GREENVILLE, N.C. (WNCT) — The American College of Radiology (ACR), Breast Cancer Research Foundation (BCRF) and GE HealthCare announce the enrollment of the first patients in the Contrast-Enhanced Mammography Imaging Screening Trial (CMIST). This is a significant milestone for the clinical trial that will help determine whether contrast-enhanced mammography (CEM) improves breast cancer detection and reduces false-positive exams in women with dense breasts.

Breast cancer is currently the most commonly diagnosed cancer among American women – with
about one in eight facing a diagnosis in their lifetime. While mammography is considered the
standard breast cancer screening tool, its effectiveness is reduced in women with dense breast
tissue. Dense breast tissue is a lesser-known risk factor that can double one’s risk for breast
cancer and will soon require patient notification in the United States as a result of updates to
the Mammography Quality Standards Act (MQSA ) announced by the U.S. Food and Drug
Administration. While dense breast tissue is considered common, with about 40 percent of
women aged 40 and older having dense breasts, it can make the detection of breast cancer more challenging. For some patients, tissues can overlap potentially hiding signs of breast cancer; in other cases, the tissue and cancer can show up as white on a mammogram making diagnosis more difficult. As a result, patients often need to seek supplementary screening.

CEM combines mammography and iodinated contrast media in a simple and quick procedure to
highlight areas of unusual blood flow patterns that may indicate malignancy. The CMIST study
seeks to determine if CEM provides more accurate cancer detection compared to digital breast
tomosynthesis (DBT), or 3D mammography, in women with dense breasts. As part of CMIST, a
total of 2032 women with dense breasts will be enrolled to compare the CEM technique to 3D

Carolina Breast Imaging Specialists (CBIS) in Greenville, North Carolina is the first of fifteen
planned sites to start recruiting patients, with additional sites across the United States and
Canada commencing recruitment in the coming months. The trial is set to deliver the first results
in 2025. The trial is registered on under NCT05625659.

“We are very proud and excited to have enrolled the first patients in the multi-center CMIST trial,” said Dr. Bruce Schroeder – Medical Director and CEO of Carolina Breast Imaging Specialists. “Our patients have been eager to participate in this landmark trial both for its potential to find the earliest cancers and for its role in providing much needed data to our global knowledge base. We expect this long-awaited study to show us the value of finally having a highly effective, low-cost examination for women with dense breasts and other challenging circumstances.”

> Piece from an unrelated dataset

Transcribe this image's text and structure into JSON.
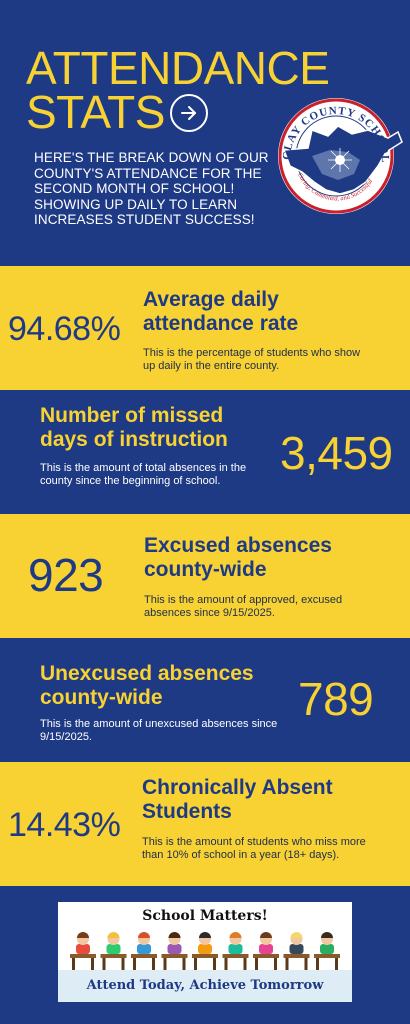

“I am extremely excited about this landmark clinical trial,” said Christopher Comstock, MD, FACR,
FSBI, CMIST Study Chair. “Despite incremental improvements in mammographic technique over
the past 50 years, screening mammography may still not detect many lethal breast cancers,
especially in women with dense breasts. This trial will help us to determine whether CEM can find
many cancers that would otherwise be missed on screening mammography and help to usher in a new screening paradigm.”

“Dense breast tissue is not only a risk factor, but also makes it increasingly difficult to identify
breast cancer. The FDA’s recent announcement requiring a single national “dense breast”
reporting standard after years of advocacy is a win for patients, as well as providers, in the fight
against breast cancer,” said Jyoti Gupta, PhD – President & CEO for Women’s Health and X-ray at
GE HealthCare. “Providing women with this information offers the potential for early diagnosis
and empowers women with dense breasts to make informed and personalized decisions about
their breast health through supplemental imaging, like contrast-enhanced mammography. I’m
excited to see our Senographe Pristina mammography system, SenoBright HD CEM technology
and contrast media from our Pharmaceutical Diagnostics segment being used to further evaluate the clinical benefits of CEM as part of our efforts to improve breast cancer outcomes.”